Background information
- Born: Patrice Jauffret
- Genres: Pop Rock Bossanova
- Occupation(s): Singer, songwriter, musician
- Website: www.patje.net

= PATjE =

PATjE (born Patrice Jauffret) is a French singer.

==Life and career==
Born in Geneva, Switzerland, he was raised in Marseille, Barcelona, and Geneva. His first experience in entertainment was theater, which he became passionate about when he was fourteen.

After his high school diploma he did his Bachelors in America to improve his language skills. At that time his friends gave him the nickname PATJE (diminutive of Pat). Returning to Europe, he worked in advertising and became the editor of a magazine. When he left this multinational firm, he moved to Barcelona, Spain, in order to study at university, his love for entertainment and music came back into his life. In 2000 he went to Los Angeles.

Between 2002 and 2005 he started playing with his band in clubs and international festivals around Los Angeles and released his first digital single between 2005 and 2006.

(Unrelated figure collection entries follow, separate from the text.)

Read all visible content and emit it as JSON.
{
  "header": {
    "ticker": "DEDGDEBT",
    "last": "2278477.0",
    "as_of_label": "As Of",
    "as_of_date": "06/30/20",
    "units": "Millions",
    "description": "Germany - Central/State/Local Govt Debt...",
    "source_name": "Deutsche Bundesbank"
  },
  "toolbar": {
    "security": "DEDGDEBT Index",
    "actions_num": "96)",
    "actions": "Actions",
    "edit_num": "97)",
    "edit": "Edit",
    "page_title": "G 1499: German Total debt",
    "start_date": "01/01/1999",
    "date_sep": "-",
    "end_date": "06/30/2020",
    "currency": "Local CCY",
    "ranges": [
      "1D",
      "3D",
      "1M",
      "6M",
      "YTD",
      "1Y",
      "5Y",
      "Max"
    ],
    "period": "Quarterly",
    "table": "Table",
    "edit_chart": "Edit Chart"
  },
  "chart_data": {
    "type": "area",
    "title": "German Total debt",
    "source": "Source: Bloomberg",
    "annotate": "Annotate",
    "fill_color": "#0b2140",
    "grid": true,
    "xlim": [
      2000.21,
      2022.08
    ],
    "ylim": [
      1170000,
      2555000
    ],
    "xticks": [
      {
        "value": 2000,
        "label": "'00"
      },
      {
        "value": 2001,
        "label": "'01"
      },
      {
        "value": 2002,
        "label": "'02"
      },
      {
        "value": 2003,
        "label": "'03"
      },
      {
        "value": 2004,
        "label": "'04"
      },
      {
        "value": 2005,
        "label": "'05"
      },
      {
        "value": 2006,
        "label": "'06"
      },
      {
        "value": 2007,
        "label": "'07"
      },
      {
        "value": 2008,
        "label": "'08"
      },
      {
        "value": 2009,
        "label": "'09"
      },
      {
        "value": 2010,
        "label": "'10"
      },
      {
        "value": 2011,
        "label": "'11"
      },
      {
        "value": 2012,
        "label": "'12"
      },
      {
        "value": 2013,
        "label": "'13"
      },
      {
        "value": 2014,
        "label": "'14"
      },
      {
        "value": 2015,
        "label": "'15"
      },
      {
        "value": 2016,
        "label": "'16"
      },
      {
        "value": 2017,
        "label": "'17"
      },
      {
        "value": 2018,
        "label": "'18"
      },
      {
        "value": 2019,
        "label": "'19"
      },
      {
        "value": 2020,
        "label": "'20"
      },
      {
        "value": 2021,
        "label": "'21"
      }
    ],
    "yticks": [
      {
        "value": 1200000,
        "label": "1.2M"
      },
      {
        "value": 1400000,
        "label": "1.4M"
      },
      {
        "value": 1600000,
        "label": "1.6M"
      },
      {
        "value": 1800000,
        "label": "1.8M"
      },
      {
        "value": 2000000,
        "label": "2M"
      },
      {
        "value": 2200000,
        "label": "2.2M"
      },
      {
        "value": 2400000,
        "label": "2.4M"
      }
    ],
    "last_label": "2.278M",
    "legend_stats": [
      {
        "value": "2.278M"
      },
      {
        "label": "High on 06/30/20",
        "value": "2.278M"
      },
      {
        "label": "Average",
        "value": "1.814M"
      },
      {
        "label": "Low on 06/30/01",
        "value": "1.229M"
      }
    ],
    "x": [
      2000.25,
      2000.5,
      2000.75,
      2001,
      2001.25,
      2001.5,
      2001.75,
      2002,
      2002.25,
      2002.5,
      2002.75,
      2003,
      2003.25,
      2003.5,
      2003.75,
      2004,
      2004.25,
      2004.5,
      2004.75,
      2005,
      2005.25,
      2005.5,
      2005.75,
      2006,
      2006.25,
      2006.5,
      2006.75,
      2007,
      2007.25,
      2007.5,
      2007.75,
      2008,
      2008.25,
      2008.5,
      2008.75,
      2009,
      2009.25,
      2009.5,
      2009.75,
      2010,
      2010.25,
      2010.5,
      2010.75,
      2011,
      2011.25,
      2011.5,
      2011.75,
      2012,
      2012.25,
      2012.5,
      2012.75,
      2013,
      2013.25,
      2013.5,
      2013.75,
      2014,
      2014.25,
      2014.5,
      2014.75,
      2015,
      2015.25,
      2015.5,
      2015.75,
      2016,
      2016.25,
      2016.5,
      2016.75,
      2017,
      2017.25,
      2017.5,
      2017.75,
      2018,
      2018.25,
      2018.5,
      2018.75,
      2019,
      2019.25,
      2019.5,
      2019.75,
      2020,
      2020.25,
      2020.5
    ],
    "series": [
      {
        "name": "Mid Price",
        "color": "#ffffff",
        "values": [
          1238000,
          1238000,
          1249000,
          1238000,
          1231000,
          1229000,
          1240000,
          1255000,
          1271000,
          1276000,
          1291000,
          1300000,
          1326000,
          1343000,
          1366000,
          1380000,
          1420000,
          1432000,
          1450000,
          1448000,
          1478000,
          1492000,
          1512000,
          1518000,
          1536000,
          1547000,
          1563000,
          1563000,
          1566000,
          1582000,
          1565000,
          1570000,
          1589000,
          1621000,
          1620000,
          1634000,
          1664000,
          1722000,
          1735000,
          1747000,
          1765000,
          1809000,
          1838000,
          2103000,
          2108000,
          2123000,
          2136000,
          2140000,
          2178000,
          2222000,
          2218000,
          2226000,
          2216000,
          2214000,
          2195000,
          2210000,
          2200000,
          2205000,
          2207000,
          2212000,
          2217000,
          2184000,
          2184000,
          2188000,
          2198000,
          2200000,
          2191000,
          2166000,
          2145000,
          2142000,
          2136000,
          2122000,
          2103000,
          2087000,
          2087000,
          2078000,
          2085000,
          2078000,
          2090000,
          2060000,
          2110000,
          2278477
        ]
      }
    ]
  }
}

With his first album in 2005 he launched his career in French, English and Spanish. His international success began in 2009 with Pasaporte, his second album in Spanish and English, and his single GOGO (versión español) ranked 34th on the top 40 of the Billboard Tropical charts

In May 2010 he organised à Flashmob to promote his song (GOGO (remix) in Paris. On 22 October 2010, PATjE became the first artist to launch his own digital radio station on the apple App Store PATjE.fm.